En el epílogo de Alberto Vital del Seminario de Hermenéutica de la Universidad Nacional Autónoma de México encontramos una de esas reflexiones que, en mi opinión, resumen a la perfección lo que es, o debería ser, la poesía:
“Sólo la poesía que escribimos o que leemos (y entonces en cierta medida la hacemos nuestra) es capaz de desnudar el alma humana.
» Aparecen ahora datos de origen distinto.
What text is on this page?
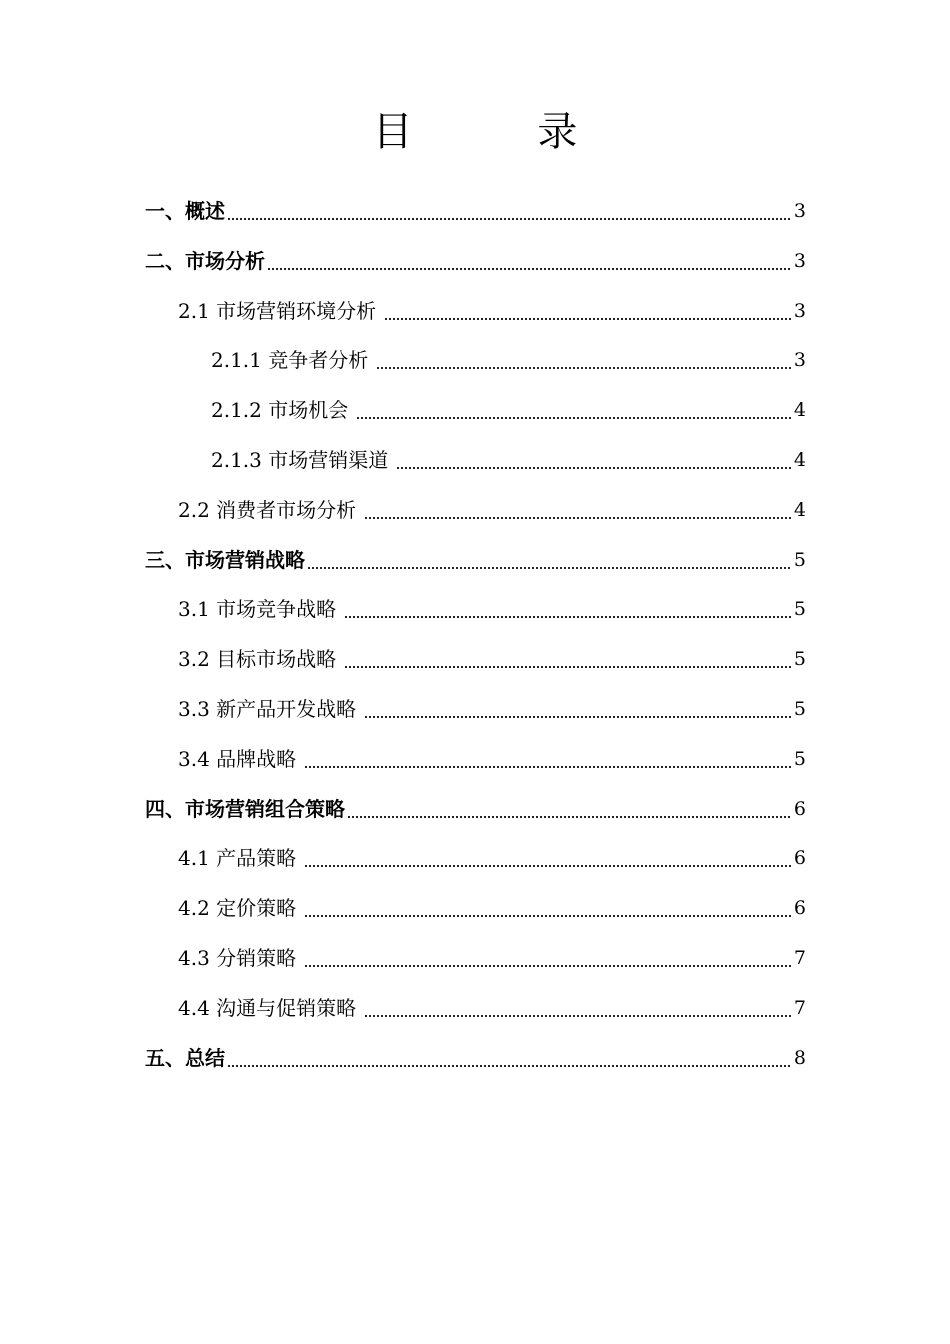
目 录
一、概述	3
二、市场分析	3
2.1 市场营销环境分析	3
2.1.1 竞争者分析	3
2.1.2 市场机会	4
2.1.3 市场营销渠道	4
2.2 消费者市场分析	4
三、市场营销战略	5
3.1 市场竞争战略	5
3.2 目标市场战略	5
3.3 新产品开发战略	5
3.4 品牌战略	5
四、市场营销组合策略	6
4.1 产品策略	6
4.2 定价策略	6
4.3 分销策略	7
4.4 沟通与促销策略	7
五、总结	8
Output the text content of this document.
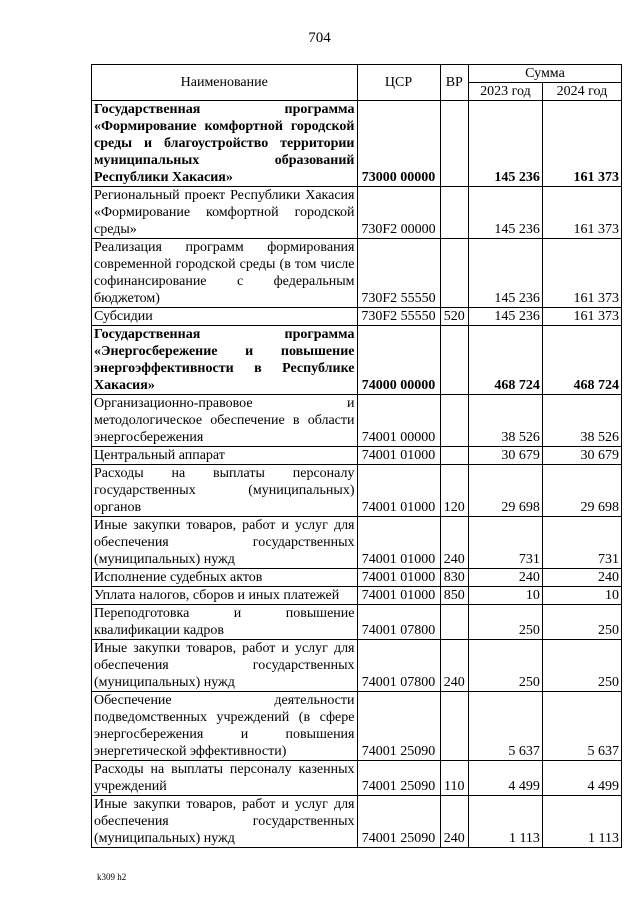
704
Наименование	ЦСР	ВР	Сумма	
			2023 год	2024 год
Государственная программа «Формирование комфортной городской среды и благоустройство территории муниципальных образований Республики Хакасия»	73000 00000		145 236	161 373
Региональный проект Республики Хакасия «Формирование комфортной городской среды»	730F2 00000		145 236	161 373
Реализация программ формирования современной городской среды (в том числе софинансирование с федеральным бюджетом)	730F2 55550		145 236	161 373
Субсидии	730F2 55550	520	145 236	161 373
Государственная программа «Энергосбережение и повышение энергоэффективности в Республике Хакасия»	74000 00000		468 724	468 724
Организационно-правовое и методологическое обеспечение в области энергосбережения	74001 00000		38 526	38 526
Центральный аппарат	74001 01000		30 679	30 679
Расходы на выплаты персоналу государственных (муниципальных) органов	74001 01000	120	29 698	29 698
Иные закупки товаров, работ и услуг для обеспечения государственных (муниципальных) нужд	74001 01000	240	731	731
Исполнение судебных актов	74001 01000	830	240	240
Уплата налогов, сборов и иных платежей	74001 01000	850	10	10
Переподготовка и повышение квалификации кадров	74001 07800		250	250
Иные закупки товаров, работ и услуг для обеспечения государственных (муниципальных) нужд	74001 07800	240	250	250
Обеспечение деятельности подведомственных учреждений (в сфере энергосбережения и повышения энергетической эффективности)	74001 25090		5 637	5 637
Расходы на выплаты персоналу казенных учреждений	74001 25090	110	4 499	4 499
Иные закупки товаров, работ и услуг для обеспечения государственных (муниципальных) нужд	74001 25090	240	1 113	1 113
k309 h2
La poesía (o, si se quiere, la poiesis del griego) es el lenguaje más íntimo, el lenguaje de la hondura y la permanencia en un mundo inconstante, el lenguaje que cava y socava en la minería de la psique (y las minas son importantísimas en el Rilke de las Elegías y en el Rulfo de Pedro Páramos, con la Andrómeda como un referente realista y, sobre todo, como un símbolo en más de un plano).”
De dicho párrafo me gustaría destacar unas ideas:
1º La capacidad única de la poesía de “desnudar el alma humana”, esto es, de sublimar nuestra experiencia lectora, de transportarnos a lo sublime.
2º La importancia del lector como último experimentador de lo sublime, el escritor es capaz de llegar a esta trascendencia pero el lector, entra en la misma órbita al leer poesía.
3º En la mayoría de las ocasiones la poesía genera una experiencia íntima con el lector, de una hondura personal e intransferible con él.
Dicho esto, las Elegías de Duino de Rainer Maria Rilke constituyen un paradigma en sí mismo que cumplen a la perfección lo que destaca el texto anterior. Poco puede decir mi prosa ante el flujo cargado de aliento poético del autor, solo nos queda descubrirlo y disfrutar con la profunda experiencia místico-terrenal que el escritor acomete en todo momento:
“Es penoso estar muerto y, trabajoso,
ir recobrando poco a poco un mínimo
de eternidad.
Pero todos los vivos cometen el error
de querer distinguir con excesiva
rotundidad. Los ángeles –se dice-
ignoran a veces si están entre los vivos,
quizás, o entre los muertos. El eterno
torrente arrastra las edades todas
por ambos reinos y, en medio de los dos,
logra hacer oír sus voces.”
Esta dicotomía divino-terrenal solamente puede tener cabida en nuestro corazón, ya que nuestro entendimiento no podría entenderla:
“Porque nuestro corazón nos sobrepasa –como a ellos.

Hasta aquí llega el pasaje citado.